I've noticed over the years that church worship leaders have a tendency to want the crowd to be excited and they go to great lengths of shouting or jumping to help get the participants interested or involved. While I know this is done with the best of motives, it often bothers me. I'd like to think that everyone will do their foundational work and when we arrive together that we will focus on God. Perhaps it's naive to think that way.

I compare it to script writing or story telling. If a story is well done, there is no need to stop the story to say -- Look, did you see that bad guy take that or did you see the protagonist say that. If you are too obvious, it's called "on the nose" shooting or writing.

When someone in a story says, "As you know..." and proceeds to tell the person what they already know, it's not good story telling.  It's not crafted -- it's straight up information dump happening. It's on the nose.

A satisfying story/script, and I would argue life experience, isn't one where the point hits you over the head, but one where you arrive at it on your own cognizance. You experience your sense of "Eureka! I've figured it out!
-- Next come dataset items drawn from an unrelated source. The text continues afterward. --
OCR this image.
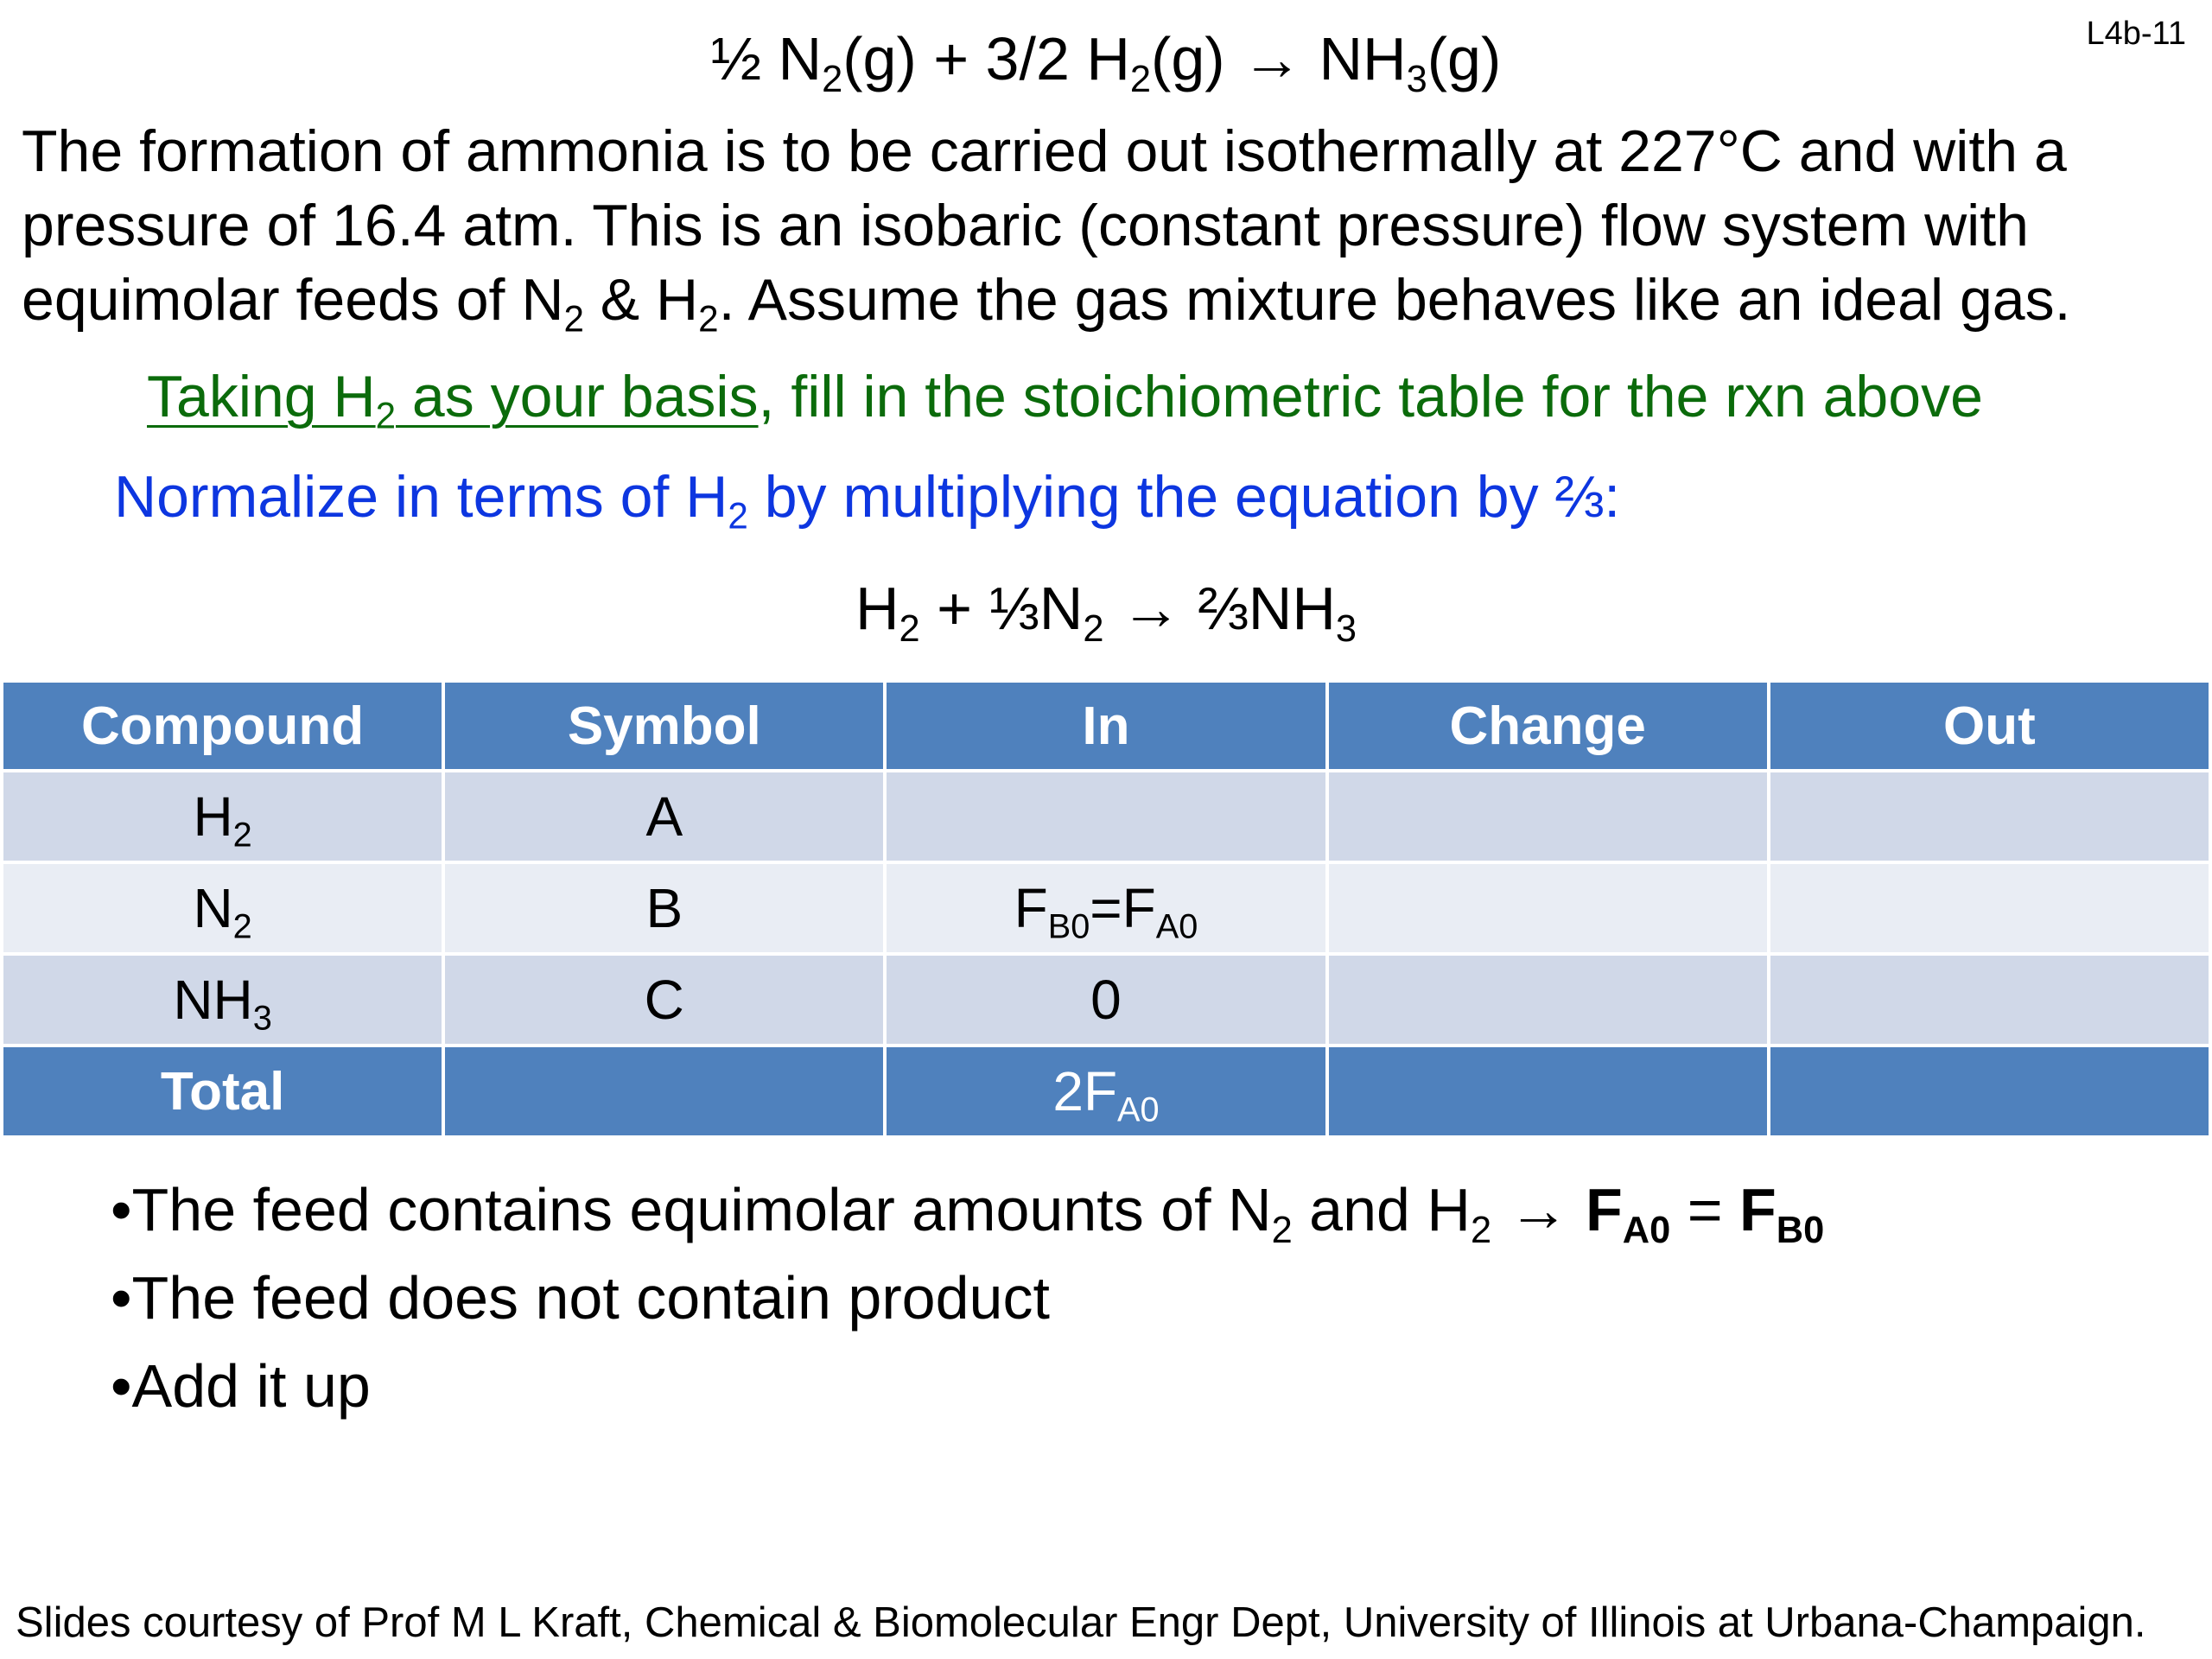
L4b-11
½ $N_2(g) + 3/2$ $H_2(g) \to NH_3(g)$
The formation of ammonia is to be carried out isothermally at 227°C and with a
pressure of 16.4 atm. This is an isobaric (constant pressure) flow system with
equimolar feeds of $N_2$ & $H_2$. Assume the gas mixture behaves like an ideal gas.
Taking $H_2$ as your basis, fill in the stoichiometric table for the rxn above
Normalize in terms of $H_2$ by multiplying the equation by ⅔:
$H_2$ + $\frac{1}{3}N_2$ → $\frac{2}{3}NH_3$
Compound	Symbol	In	Change	Out
$H_2$	A			
$N_2$	B	$F_{B0}=F_{A0}$		
$NH_3$	C	0		
Total		$2F_{A0}$		
•The feed contains equimolar amounts of $N_2$ and $H_2 \to F_{A0} = F_{B0}$
•The feed does not contain product
•Add it up
Slides courtesy of Prof M L Kraft, Chemical & Biomolecular Engr Dept, University of Illinois at Urbana-Champaign.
I get it!"

Often, Christian stories feel the need to beat you over the head with the point rather than let you arrive at the point by putting 1 + 1 together for yourself. It is harder to write a story that will lead people by deduction to the point than it is to force feed them what you want them to get.

It seems that the evangelical worship style is the same. Rather than choosing songs that glorify God and just inviting him to show, we are waiting for a big reaction -- so we feel compelled to rev up the situation so everyone "gets it." To whip up the emotions.

Perhaps as people that are very oriented to our emotions and the sensations of excitement, we forget to leave room for the slow dawning of truth that happens naturally if we allow ourselves space to focus and hear the pieces that God might be putting it together. The ideas may give us a dawning moment that is more powerful or poignant or lasting than simple emotional moment of loud or exuberant worship. The most powerful stories are the same. We don't sit and discuss the philosophies of Spider Man, but a story that makes us think hard or reason brings out discussion.

If you read a story,  or go to a play, a film, you want the joy of discovering the story. The audience does not have to be force fed and really doesn't enjoy being force fed a story. It's not as satisfying for them.

I think a similar thing could happen in worship -- though I'm not worship leader and I bet they could teach me a thing or two about their process too. It seems in our harried, busy, technology driven world, we struggle to take time or relax enough to slip into the story to let it effect us.

God's story is the greatest one ever and He is constantly wanting to reveal more depths in the plot to us, but it isn't something that sticks when we whip up an emotion and leave quickly back to our lives. It's something that is important for us to "get" by putting the pieces of the story together and listening.